"Omar"

Mische Technique on masonite

20" x 16", 2014

Not available for sale

 

June 10, 2014

 

Omar was the youngest of my brothers. He had a learning disability and he was also epileptic. When my mother gave birth to him, there were complications and they had to use forceps to deliver the baby. The area of the brain related to language was especially damaged during that procedure.

 

From the beginning of his embodiment, the doctors told my mother that Omar was never going to speak. My mother never accepted this sentence and Omar spent his early years going from one therapist to another until my mother finally found the right one; a young psychologist, Dr. Kenia Sanabia. Omar started to talk and he was able to start and finish school. Omar was never able to articulate words with a clear diction but he was able to communicate with others. When people would first met Omar, no one would guess that he had any problems until he spoke. Emotionally, Omar was fully developed.

 

During his first visit to New York, I taught him how to take the subway and we would meet at my work at the end of the day. I would take him to different places from there. The first time we met up, I was very worried since it took him 1 1/2 hours to take a subway that usually takes 45 min. I was in a total panic and about to call the police when he arrived with his relaxed and smiling face.

 

A couple of years later, on another visit, he had a seizure in my apartment and I never let him take the subway by himself again. He was used to taking public transportation in Santo Domingo, and I felt that was scarier than taking the subway in NYC, but I didn’t want to take a chance. After all, he injured his head a few times during these seizures from hitting the floor.

 

All our brothers and sister protected Omar during his life. He was loved by everyone in the family, but, in other aspects, the family could not fulfill all his need. He struggled, for example, in finding friends or, when he was older, finding relationships.

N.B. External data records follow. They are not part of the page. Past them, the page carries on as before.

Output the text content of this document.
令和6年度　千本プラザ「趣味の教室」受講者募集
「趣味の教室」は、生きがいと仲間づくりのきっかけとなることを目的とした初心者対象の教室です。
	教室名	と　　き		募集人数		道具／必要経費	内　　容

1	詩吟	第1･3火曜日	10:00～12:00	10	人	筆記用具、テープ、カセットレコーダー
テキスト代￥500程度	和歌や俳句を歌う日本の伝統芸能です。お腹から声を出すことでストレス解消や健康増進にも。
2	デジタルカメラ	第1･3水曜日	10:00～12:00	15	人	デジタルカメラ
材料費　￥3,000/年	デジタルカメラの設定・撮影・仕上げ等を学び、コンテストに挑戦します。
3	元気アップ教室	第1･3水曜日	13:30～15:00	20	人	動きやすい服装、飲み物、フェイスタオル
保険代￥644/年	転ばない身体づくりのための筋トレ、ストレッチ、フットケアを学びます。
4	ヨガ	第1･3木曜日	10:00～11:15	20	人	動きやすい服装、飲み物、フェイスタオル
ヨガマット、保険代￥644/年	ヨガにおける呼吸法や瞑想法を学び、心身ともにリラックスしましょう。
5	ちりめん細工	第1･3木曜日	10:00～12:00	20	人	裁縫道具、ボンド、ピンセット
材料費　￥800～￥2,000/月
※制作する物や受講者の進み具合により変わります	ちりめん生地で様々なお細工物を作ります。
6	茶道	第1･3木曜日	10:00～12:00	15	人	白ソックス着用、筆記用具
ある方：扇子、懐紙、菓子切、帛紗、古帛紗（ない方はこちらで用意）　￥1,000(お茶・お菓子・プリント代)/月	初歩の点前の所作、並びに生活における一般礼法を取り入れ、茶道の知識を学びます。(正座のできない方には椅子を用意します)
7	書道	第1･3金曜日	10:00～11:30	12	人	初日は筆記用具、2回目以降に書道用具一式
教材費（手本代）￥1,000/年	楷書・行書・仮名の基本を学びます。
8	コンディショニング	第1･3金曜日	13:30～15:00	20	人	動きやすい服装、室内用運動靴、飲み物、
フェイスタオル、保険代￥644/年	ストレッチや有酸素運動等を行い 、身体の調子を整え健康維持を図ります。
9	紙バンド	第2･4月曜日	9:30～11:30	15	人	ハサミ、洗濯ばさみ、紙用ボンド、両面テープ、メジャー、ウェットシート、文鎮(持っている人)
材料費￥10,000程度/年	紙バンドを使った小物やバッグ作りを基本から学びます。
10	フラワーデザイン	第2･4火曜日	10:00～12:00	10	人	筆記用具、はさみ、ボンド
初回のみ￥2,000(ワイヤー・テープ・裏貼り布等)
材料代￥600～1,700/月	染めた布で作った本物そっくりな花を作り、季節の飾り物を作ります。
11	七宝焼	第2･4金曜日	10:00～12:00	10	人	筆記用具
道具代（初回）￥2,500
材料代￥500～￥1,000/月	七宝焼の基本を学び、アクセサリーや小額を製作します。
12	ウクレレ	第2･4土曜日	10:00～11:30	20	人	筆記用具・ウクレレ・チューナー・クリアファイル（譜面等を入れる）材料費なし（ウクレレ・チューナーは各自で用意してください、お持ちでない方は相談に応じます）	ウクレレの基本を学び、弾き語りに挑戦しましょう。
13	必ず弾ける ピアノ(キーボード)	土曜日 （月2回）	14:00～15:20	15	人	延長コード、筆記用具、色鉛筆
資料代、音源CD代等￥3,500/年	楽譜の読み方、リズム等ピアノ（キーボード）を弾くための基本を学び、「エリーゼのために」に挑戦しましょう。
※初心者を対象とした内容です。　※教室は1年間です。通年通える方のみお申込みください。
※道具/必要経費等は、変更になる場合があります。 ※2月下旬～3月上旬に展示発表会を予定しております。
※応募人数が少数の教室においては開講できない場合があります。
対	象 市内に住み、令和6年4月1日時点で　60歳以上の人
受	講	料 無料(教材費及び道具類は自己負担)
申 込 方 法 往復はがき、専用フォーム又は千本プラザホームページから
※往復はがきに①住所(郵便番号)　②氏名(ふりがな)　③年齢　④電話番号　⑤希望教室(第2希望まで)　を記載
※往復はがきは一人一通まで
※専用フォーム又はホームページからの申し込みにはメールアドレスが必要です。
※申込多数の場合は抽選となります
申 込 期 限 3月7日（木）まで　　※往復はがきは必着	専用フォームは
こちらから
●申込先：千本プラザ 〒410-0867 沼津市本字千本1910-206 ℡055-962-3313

He had a few friends but, for most part, they didn’t have the patience to sit with him and try to understand him. It was very frustrating for him to be unable to communicate his feelings with precision.

 

In the course of his incarnation, he grew accustomed to having epileptic seizures from time to time and he took medication in order to prevent them. Omar would never forget about his medications but on his last day—or perhaps a couple of days—he didn’t take them and this made him have another seizure. He hit his head again and was taken to the hospital. He spent the day in observation and was then sent home. That night my mother asked him to sleep in her bedroom since she wanted to check on him and taking the stairs up and down to Omar bedroom was becoming more difficult at her age. He refused to do this at first, but later he came down to sleep on my parent’s bed. Before going to sleep he gave my mother his gold necklace. I never knew why this necklace was so special for him but he gave it to my mother that night and said: “I want you to have it.” She didn’t want to take it since she knew how dear this necklace was for him but she accepted it just to please him. After that, he went to sleep and he never woke up. He died in his sleep with a smile on his face.

 

On April 3rd, the day of his death, as I was fighting the feeling of sadness in me and concentrating my thoughts in surrounding Omar with light, I heard in my head the words, “I am free, I don’t have limitations anymore.” Since that usually happens, I thought it was my imagination until I talked to my sister. She said that during her decrees and meditations she saw Omar and he looked younger, with the bronze colored hair of youth and a bright smile on his face. He said to her with perfect diction: “Yo estoy muy bien ahora.” I am very well now.

 

I went to the Dominican Republic a week after his death to be with my parents and I started this portrait of him in my parents house. I wanted to see him again and by doing his portrait was a way to do this. Every time I am working on a painting of a person that has departed, I always feel the connection with their energy. Sometimes it feels like the person is standing next to me, observing the painting as I work on it and I really wanted to see and feel Omar again.

Contrary to many other paintings, when I started his portrait, the feeling of peace and happiness surrounded me.